Text2CT: Towards 3D CT Volume Generation from Free-text Descriptions Using Diffusion Model
This work addresses a transformative opportunity in diagnostics and research by enabling 3D CT generation from free-text, though it appears incremental as it builds on existing diffusion models with a novel prompt formulation.
The paper tackles the problem of generating 3D CT volumes from free-text descriptions, introducing Text2CT, a diffusion model-based approach that achieves state-of-the-art results in preserving anatomical fidelity and capturing intricate structures from diverse textual inputs.
Generating 3D CT volumes from descriptive free-text inputs presents a transformative opportunity in diagnostics and research. In this paper, we introduce Text2CT, a novel approach for synthesizing 3D CT volumes from textual descriptions using the diffusion model. Unlike previous methods that rely on fixed-format text input, Text2CT employs a novel prompt formulation that enables generation from diverse, free-text descriptions.

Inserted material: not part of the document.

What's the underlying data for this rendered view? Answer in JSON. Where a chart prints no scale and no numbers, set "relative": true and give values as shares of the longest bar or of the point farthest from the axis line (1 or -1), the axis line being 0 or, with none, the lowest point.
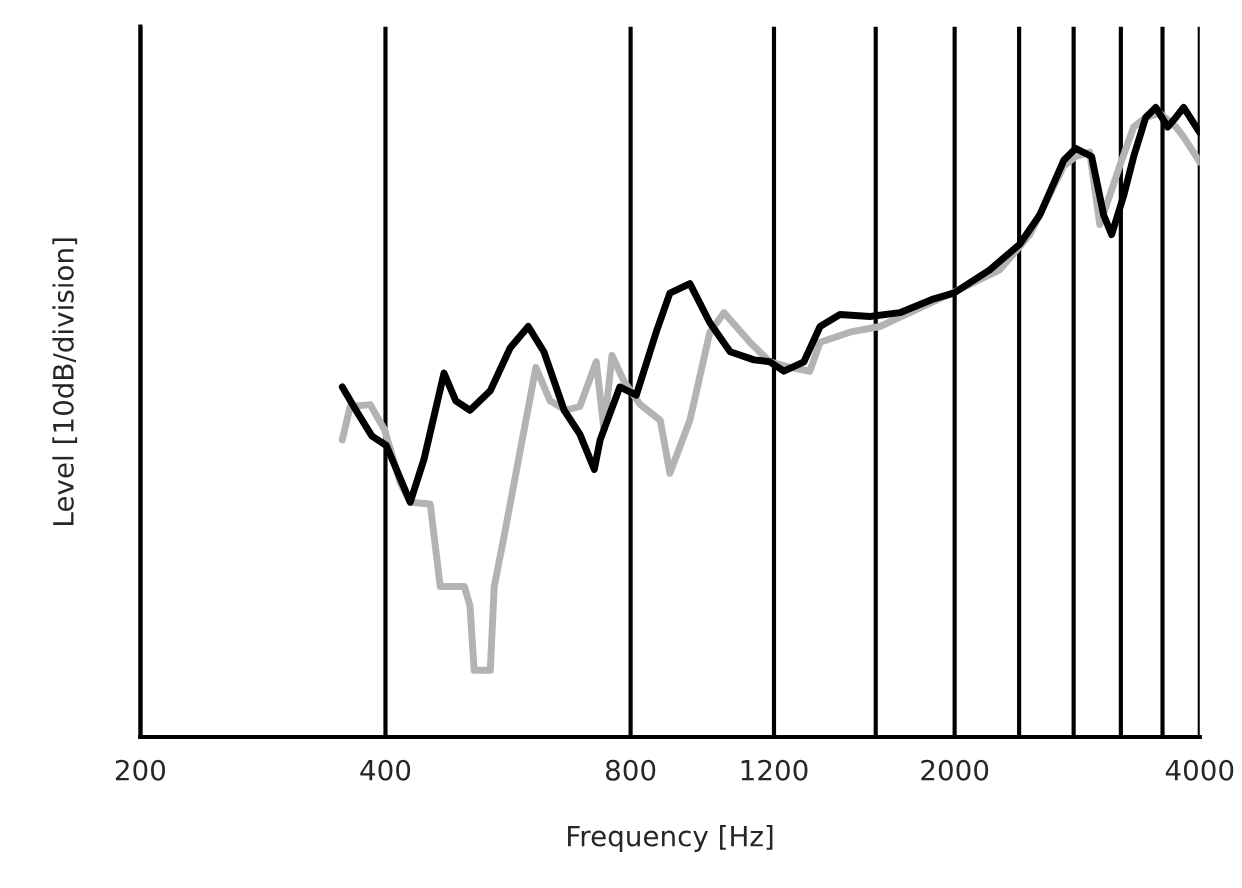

The proposed framework encodes medical text into latent representations and decodes them into high-resolution 3D CT scans, effectively bridging the gap between semantic text inputs and detailed volumetric representations in a unified 3D framework. Our method demonstrates superior performance in preserving anatomical fidelity and capturing intricate structures as described in the input text. Extensive evaluations show that our approach achieves state-of-the-art results, offering promising potential applications in diagnostics, and data augmentation.